Iraq, terrorism, and the intersection of homeland security and economic security-not tax-rate and dividend cuts-were actually the first topics the president initiated in the nearly hour-long meeting. The president specifically asked the assembled economists whether they felt the public's uncertainty over war was harming the economy. The consensus: absolutely. The sooner people feel safe-including safe to fly-the sooner the economy will improve.
One serious concern of the president's: How fast must the U.S. economy grow to foster new job creation? Traditionally, 3 percent annual growth rates have been considered exceptional. No longer.
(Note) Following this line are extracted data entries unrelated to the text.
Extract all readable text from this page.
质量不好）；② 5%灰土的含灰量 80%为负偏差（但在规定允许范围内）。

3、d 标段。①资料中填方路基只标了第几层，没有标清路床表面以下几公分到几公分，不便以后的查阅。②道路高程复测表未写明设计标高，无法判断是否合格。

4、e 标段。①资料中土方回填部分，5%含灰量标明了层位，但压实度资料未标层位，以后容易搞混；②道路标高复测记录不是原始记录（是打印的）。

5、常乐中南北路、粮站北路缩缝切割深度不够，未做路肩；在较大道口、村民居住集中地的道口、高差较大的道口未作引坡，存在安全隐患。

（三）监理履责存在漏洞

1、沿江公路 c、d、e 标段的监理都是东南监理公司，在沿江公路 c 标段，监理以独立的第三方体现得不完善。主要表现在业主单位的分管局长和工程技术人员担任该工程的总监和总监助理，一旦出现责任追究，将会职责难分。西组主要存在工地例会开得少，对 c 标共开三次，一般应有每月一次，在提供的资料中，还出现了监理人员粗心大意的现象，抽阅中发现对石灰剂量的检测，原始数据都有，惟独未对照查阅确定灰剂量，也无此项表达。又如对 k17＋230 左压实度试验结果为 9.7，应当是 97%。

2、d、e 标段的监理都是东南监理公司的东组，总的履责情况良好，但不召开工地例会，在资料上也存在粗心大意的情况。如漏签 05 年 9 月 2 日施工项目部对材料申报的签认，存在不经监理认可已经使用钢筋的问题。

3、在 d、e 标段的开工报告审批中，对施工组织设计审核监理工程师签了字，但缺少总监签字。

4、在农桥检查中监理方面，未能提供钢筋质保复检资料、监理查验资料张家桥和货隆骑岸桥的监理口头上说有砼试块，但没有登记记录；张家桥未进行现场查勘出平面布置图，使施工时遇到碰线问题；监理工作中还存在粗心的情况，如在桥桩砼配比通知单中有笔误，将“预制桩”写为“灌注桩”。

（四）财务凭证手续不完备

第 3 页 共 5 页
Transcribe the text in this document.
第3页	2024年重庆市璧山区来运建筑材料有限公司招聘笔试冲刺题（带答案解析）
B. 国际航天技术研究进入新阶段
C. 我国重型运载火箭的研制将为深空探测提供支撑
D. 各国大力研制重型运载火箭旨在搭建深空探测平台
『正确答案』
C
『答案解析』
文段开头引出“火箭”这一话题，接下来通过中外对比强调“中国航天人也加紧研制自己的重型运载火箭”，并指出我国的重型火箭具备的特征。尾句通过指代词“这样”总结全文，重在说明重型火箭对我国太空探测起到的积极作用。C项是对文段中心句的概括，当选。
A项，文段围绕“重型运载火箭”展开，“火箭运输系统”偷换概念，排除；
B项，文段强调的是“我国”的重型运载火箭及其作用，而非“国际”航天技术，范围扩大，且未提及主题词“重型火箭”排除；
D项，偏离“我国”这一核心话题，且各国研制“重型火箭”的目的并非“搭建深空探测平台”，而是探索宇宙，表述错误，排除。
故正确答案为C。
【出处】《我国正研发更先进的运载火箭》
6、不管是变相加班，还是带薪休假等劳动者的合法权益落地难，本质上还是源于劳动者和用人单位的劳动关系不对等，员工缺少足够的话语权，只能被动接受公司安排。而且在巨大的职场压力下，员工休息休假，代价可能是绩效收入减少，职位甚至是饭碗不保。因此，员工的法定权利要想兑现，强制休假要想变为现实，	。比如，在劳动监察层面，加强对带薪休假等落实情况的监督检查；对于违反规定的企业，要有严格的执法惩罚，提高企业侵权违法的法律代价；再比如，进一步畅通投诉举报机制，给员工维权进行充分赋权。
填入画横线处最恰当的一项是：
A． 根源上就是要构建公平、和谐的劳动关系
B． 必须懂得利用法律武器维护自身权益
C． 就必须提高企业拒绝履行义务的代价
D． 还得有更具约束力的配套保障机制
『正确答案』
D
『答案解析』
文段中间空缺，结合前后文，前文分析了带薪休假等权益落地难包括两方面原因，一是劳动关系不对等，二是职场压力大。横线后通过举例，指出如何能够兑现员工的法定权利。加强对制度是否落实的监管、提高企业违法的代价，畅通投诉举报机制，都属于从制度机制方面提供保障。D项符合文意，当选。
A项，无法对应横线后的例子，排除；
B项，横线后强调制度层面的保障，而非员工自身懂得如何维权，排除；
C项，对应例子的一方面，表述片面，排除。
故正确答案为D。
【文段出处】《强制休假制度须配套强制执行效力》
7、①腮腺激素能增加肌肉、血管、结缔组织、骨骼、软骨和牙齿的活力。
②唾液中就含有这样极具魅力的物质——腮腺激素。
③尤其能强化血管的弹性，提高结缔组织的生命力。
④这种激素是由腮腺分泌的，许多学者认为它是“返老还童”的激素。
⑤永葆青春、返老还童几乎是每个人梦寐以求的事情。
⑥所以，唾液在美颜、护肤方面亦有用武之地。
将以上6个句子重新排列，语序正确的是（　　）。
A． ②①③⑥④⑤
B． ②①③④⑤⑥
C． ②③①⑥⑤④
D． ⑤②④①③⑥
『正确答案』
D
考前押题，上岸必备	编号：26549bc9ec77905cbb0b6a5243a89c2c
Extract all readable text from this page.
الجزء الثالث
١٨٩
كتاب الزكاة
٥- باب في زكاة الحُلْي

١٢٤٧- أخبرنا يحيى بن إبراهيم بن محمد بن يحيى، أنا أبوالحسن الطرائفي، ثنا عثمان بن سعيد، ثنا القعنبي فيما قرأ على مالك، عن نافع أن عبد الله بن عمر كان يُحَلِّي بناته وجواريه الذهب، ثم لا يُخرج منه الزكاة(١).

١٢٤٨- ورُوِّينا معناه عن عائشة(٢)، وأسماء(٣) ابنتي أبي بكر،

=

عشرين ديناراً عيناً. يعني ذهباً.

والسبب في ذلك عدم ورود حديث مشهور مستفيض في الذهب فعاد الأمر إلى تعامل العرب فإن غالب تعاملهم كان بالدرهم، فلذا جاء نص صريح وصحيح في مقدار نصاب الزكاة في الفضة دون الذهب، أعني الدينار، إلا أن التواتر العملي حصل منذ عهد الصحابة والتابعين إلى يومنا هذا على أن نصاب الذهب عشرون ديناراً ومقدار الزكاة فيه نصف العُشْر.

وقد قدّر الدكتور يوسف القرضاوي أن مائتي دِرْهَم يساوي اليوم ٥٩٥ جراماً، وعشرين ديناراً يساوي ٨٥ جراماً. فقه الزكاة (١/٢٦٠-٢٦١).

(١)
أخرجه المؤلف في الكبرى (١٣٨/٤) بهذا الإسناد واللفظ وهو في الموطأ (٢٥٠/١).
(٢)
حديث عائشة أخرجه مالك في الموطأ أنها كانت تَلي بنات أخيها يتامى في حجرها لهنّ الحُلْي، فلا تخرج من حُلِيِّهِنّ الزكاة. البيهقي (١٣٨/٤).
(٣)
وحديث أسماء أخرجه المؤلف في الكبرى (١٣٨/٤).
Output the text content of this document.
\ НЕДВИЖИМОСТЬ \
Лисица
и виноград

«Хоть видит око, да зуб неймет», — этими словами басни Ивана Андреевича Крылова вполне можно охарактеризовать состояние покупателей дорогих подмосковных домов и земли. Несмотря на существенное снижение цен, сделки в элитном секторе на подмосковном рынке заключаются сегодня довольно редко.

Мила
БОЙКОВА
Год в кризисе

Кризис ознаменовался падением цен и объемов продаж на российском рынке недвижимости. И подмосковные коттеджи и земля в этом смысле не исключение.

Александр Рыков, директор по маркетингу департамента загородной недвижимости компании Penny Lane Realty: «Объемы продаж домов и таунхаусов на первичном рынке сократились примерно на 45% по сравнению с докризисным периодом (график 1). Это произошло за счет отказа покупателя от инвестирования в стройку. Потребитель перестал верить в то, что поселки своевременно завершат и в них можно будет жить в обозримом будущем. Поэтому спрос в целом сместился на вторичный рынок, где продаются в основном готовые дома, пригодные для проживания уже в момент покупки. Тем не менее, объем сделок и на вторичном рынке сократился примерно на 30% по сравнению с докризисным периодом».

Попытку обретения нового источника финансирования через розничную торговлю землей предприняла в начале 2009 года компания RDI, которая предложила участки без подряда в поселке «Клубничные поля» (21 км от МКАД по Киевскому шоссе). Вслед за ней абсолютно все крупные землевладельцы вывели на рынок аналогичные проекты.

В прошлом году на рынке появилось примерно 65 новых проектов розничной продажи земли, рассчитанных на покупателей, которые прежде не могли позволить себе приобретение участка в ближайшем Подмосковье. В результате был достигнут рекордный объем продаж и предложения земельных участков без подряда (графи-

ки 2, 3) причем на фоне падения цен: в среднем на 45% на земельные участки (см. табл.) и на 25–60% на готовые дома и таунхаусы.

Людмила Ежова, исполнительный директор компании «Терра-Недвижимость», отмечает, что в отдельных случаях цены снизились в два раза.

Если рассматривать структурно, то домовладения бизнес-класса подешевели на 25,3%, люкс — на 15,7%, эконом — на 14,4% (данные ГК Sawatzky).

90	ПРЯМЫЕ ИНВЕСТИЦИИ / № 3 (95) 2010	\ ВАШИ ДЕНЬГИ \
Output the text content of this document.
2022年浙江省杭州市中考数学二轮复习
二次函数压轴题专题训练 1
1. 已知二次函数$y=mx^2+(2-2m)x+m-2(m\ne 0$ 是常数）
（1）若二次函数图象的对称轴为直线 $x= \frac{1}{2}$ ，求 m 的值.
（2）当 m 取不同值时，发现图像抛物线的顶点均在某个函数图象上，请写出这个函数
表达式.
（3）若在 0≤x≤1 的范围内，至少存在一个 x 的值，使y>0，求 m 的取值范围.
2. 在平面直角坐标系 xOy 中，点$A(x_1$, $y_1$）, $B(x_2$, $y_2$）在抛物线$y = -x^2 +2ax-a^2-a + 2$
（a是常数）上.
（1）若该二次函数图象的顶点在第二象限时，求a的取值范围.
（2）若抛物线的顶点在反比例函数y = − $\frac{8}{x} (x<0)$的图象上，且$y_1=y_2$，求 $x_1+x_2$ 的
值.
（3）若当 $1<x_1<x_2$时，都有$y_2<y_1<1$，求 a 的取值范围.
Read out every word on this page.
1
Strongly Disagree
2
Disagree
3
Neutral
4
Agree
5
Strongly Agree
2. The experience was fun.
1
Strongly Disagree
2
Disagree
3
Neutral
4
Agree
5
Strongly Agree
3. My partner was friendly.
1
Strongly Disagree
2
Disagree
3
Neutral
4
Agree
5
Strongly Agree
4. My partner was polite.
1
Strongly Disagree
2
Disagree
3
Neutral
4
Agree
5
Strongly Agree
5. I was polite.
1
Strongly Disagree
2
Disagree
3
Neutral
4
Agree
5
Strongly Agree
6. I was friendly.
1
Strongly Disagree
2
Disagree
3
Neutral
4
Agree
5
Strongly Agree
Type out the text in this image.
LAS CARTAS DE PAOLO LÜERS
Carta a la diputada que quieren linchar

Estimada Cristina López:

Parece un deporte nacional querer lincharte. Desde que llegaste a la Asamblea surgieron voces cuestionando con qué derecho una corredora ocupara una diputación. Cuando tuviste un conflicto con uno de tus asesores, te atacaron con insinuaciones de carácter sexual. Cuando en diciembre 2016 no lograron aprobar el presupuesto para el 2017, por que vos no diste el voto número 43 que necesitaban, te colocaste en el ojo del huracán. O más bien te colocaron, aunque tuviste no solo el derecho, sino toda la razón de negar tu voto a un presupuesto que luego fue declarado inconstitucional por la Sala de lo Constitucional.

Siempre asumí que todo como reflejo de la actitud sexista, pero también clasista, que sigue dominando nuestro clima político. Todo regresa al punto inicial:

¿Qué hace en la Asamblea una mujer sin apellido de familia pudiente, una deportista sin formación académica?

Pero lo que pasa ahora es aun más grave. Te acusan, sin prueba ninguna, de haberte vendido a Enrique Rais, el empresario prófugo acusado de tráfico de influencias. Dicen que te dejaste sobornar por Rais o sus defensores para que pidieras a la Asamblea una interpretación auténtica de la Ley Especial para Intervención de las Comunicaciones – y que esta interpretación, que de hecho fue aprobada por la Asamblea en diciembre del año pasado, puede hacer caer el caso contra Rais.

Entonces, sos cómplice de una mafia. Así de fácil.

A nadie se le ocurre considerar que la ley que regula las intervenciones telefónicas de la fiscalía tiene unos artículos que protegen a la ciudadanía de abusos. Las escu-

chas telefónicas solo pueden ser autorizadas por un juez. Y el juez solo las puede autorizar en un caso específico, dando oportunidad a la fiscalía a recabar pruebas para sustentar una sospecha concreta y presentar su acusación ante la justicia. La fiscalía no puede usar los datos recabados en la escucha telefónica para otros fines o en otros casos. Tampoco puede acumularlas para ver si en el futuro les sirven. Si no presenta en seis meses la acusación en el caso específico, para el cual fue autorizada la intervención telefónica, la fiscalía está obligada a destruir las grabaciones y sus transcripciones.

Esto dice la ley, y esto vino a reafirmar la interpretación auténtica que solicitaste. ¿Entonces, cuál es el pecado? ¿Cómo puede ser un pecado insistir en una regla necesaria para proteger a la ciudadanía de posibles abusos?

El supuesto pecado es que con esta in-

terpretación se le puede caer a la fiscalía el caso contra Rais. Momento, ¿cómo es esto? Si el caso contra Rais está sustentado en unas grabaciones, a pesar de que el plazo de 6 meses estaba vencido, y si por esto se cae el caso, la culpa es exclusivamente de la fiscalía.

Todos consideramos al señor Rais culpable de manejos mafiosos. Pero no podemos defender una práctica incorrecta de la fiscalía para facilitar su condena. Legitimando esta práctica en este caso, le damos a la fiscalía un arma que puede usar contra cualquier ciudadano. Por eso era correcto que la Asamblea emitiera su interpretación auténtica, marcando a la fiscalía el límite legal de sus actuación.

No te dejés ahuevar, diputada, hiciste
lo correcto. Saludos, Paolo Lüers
Several experts told the president that with productivity rising so quickly and dramatically, the new American economy now has to grow at least 5 percent annually to create a noticeable increase in net new jobs. If Congress passes the White House package intact, some in the room believe the economy could hit a 5 percent rate by the second half of this year.
The phrase "capital gains" never came up.
"Spending" did come up. The president says he wants to limit federal spending growth to just 4 percent this year. Not everyone believed him, though no one said so out loud. Non-defense spending last year shot up 7 percent over the year before-the fastest increase in 10 years.
Chief architects of the new Bush tax-cut plan and the campaign to sell it: Council of Economic Advisors Chairman R. Glenn Hubbard, newly appointed White House economic aide Stephen Friedman (who replaced Larry Lindsey), and Commerce Secretary Don Evans. All three met with the conservative economists for an hour before the president arrived.